In this storm that grows round and round / The falcon flies and he does not hear what its owner says / Everything is falling down, forest of symbols is full of pity / The earth is in turmoil […] Can center still hold? / The good are devoid of all faith / But why evil is so passionate, why? / It’s obvious that a new secret is about to be revealed / Something we never imagined / Maybe something new is knocking on our door / As soon as I say this, a new and unperceivable image is in front of me / Unlike anything / It’s like the sun, it’s like the sun, it gives life but burns and dries / Darkness comes again but leaves again, why / why a world that doesn’t care about any of this drives things / And who knows where? / The game is over, but are we certain? May be not. Let’s stop for a moment and wait and see, if we can.
About Elvan Alpay:
Elvan Alpay was born in Ankara in 1968. She graduated in 1990 from the Painting Department at Marmara University, from the studio of Hüsamettin Koçan, and completed her master’s degree at the same institution two years later. She worked as a lecturer and continued her research at the Salzburg Academy. In the early 1990s, she opened her first exhibition at Gallery Zon in Ankara, curated by Döne Otyam. Alpay, who believes that nature is the essence of everything, views the creation of her works as a healing process for the artist herself—a healing she aims to extend to viewers. She primarily works in mixed media, often creating three-dimensional works.

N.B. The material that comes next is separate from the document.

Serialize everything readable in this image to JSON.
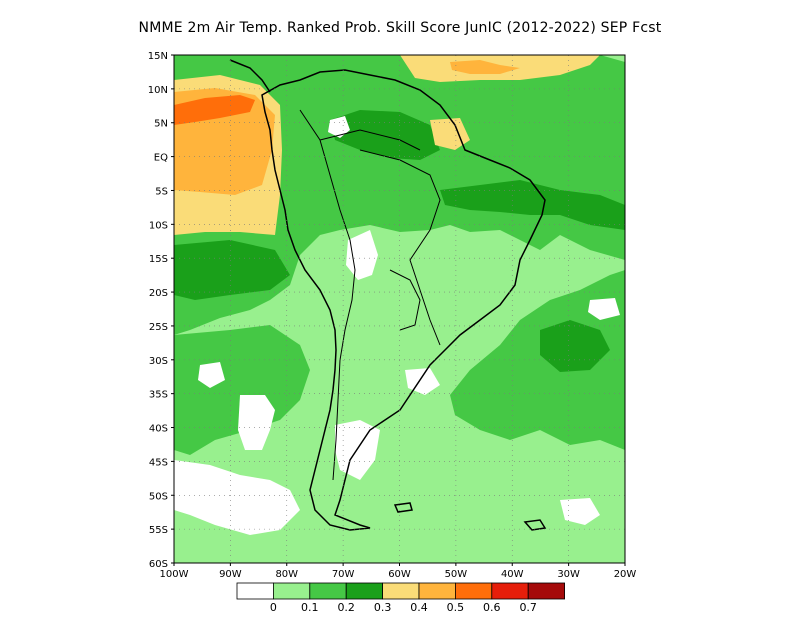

Following her solo exhibition at Galerie Les Mondes de l’Art in Paris in 1995, Alpay held several solo exhibitions at Gallery Nev in Istanbul and Ankara in 1997, 2001, 2005, 2009, 2012, 2013, 2018, and 2019. Her works have also been featured in group exhibitions across notable venues, including the State Painting and Sculpture Museum (1990), Arkeon Gallery, Istanbul (1992), Gallery BM, Istanbul (1993, 1996), Sotheby’s London (1996), AKM, Istanbul
(1996), CAM Gallery, Istanbul (2002), Gallery Nev (2016, 2022), Pera Museum (2018), AKS,
Antalya (2019), Artweeks Akaretler (2022), Contemporary Istanbul (2022, 2024), Atelier Marvy, Izmir (2022), Gagiad, Gaziantep (2023), and in cities such as Düsseldorf, Cologne, London, New York, and Paris. In 2006, she was awarded the Grand Prize at the Beijing Biennale. Her works are part of corporate and private collections, including Fondation Cartier (Paris), Mitsubishi Foundation (Tokyo), OMM-Odunpazarı Modern Museum (Eskişehir), Swiss Hotel (Izmir), and various institutions in Istanbul, including Akbank, Alarko, Arçelik, Boyner, Eczacıbaşı, ENKA, Koç, Mudo, PakMaya, Peninsula Hotel, Sabancı, Turkish Bank, QNB Finansbank, and Yıldız Holding.
The artist continues her work in her studios in Istanbul and Ayvalık, Turkey.